Paweł Sitek to 16-letni wychowanek TŻ Ostrovia, który w ciągu ostatnich kilku sezonów zdążył udowodnić swoje umiejętności i zdobyć duże doświadczenie na żużlowych torach. Mimo młodego wieku, regularnie prezentuje wysoki poziom jazdy, co zapewniło mu miejsce w zespole MOONFIN MALESA Ostrowa Wilkp. Podczas meczu z TEXOM STALĄ Rzeszów, Sitek zebrał na swoje konto 6 punktów, co było solidnym osiągnięciem.
- Paweł Sitek rozpoczął mecz zwycięstwem, a później zdobył kolejną “trójkę”, mimo zmieniających się warunków na torze.
- Mimo wykluczenia i upadku, Sitek uznał zawody za udane, zdobywając cenne doświadczenie.
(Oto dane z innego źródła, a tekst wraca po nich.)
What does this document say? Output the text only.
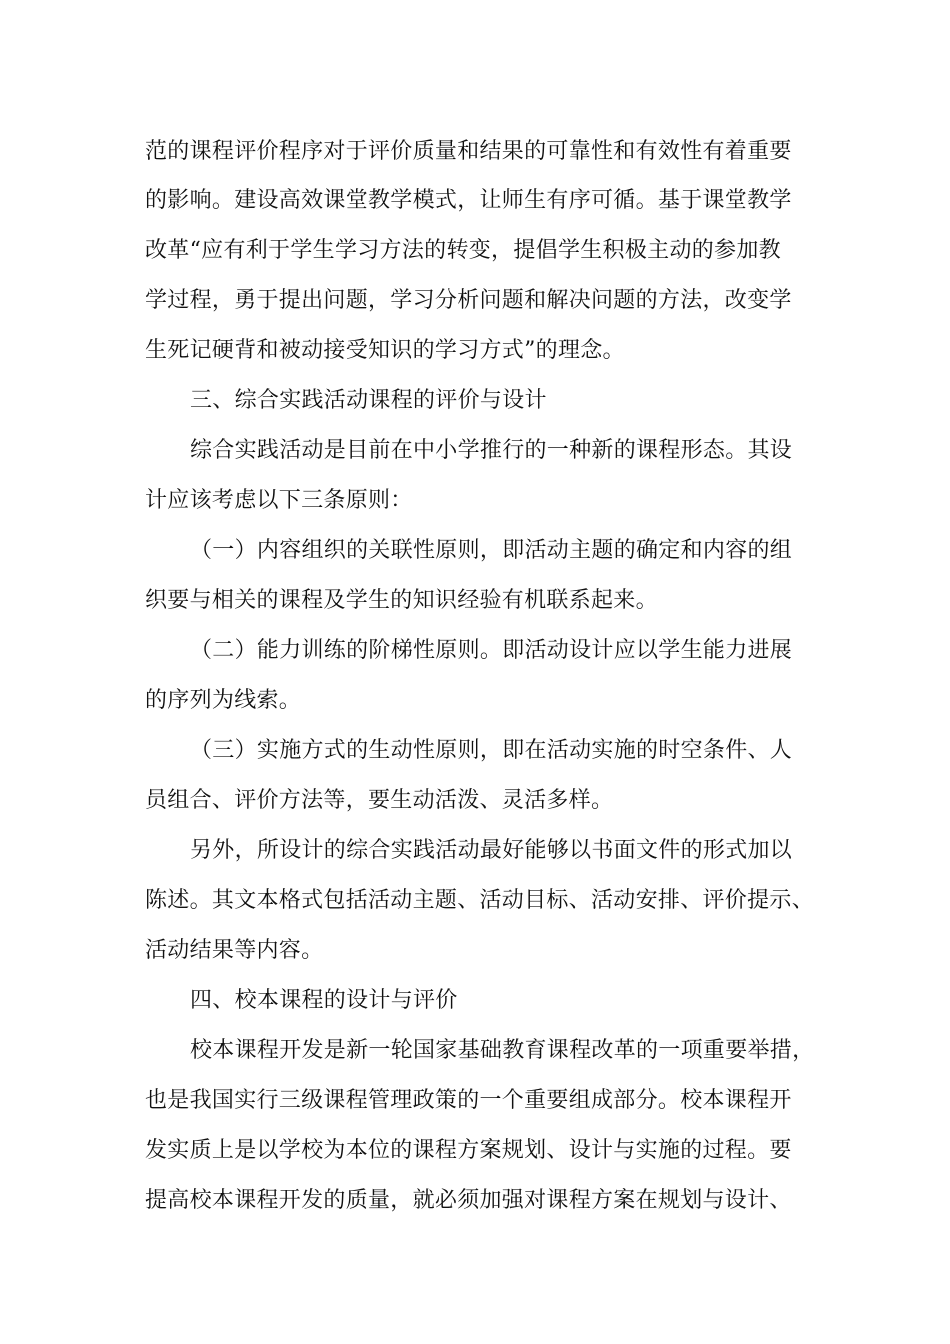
范的课程评价程序对于评价质量和结果的可靠性和有效性有着重要
的影响。建设高效课堂教学模式，让师生有序可循。基于课堂教学
改革“应有利于学生学习方法的转变，提倡学生积极主动的参加教
学过程，勇于提出问题，学习分析问题和解决问题的方法，改变学
生死记硬背和被动接受知识的学习方式”的理念。
三、综合实践活动课程的评价与设计
综合实践活动是目前在中小学推行的一种新的课程形态。其设
计应该考虑以下三条原则：
（一）内容组织的关联性原则，即活动主题的确定和内容的组
织要与相关的课程及学生的知识经验有机联系起来。
（二）能力训练的阶梯性原则。即活动设计应以学生能力进展
的序列为线索。
（三）实施方式的生动性原则，即在活动实施的时空条件、人
员组合、评价方法等，要生动活泼、灵活多样。
另外，所设计的综合实践活动最好能够以书面文件的形式加以
陈述。其文本格式包括活动主题、活动目标、活动安排、评价提示、
活动结果等内容。
四、校本课程的设计与评价
校本课程开发是新一轮国家基础教育课程改革的一项重要举措，
也是我国实行三级课程管理政策的一个重要组成部分。校本课程开
发实质上是以学校为本位的课程方案规划、设计与实施的过程。要
提高校本课程开发的质量，就必须加强对课程方案在规划与设计、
- Obserwuj nasze oficjalne profile w mediach społecznościowych
Po dwóch rundach pod kibicowską lupą znaleźli się juniorzy zespołu TEXOM STALI Rzeszów. Już po raz kolejny w zestawieniu par młodzieżowców drużyny z Podkarpacia oraz zespołu przyjezdnego, znacznie lepiej wypadli zawodnicy gości. Jednym z dwóch lepiej spisujących się tego dnia młodzieżowców był Paweł Sitek. Ten szesnastoletni talent, w rozmowie z portalem ekstraliga.pl, podkreślił, że jest zadowolony ze swojej dyspozycji. – Myślę, że zacząłem dobrze, bo rozpocząłem od trzech punktów. Później już było nieco gorzej. Warunki praktycznie co chwilę się zmieniały. Tor tak samo – był trochę takim zaskoczeniem. Raz twardy, raz bardziej trzymało. Sprzęt sprawował mi się naprawdę dobrze. Nie był z nim żadnych problemów. Myślę, że odjechałem w miarę dobre zawody – wyjaśnił młody zawodnik.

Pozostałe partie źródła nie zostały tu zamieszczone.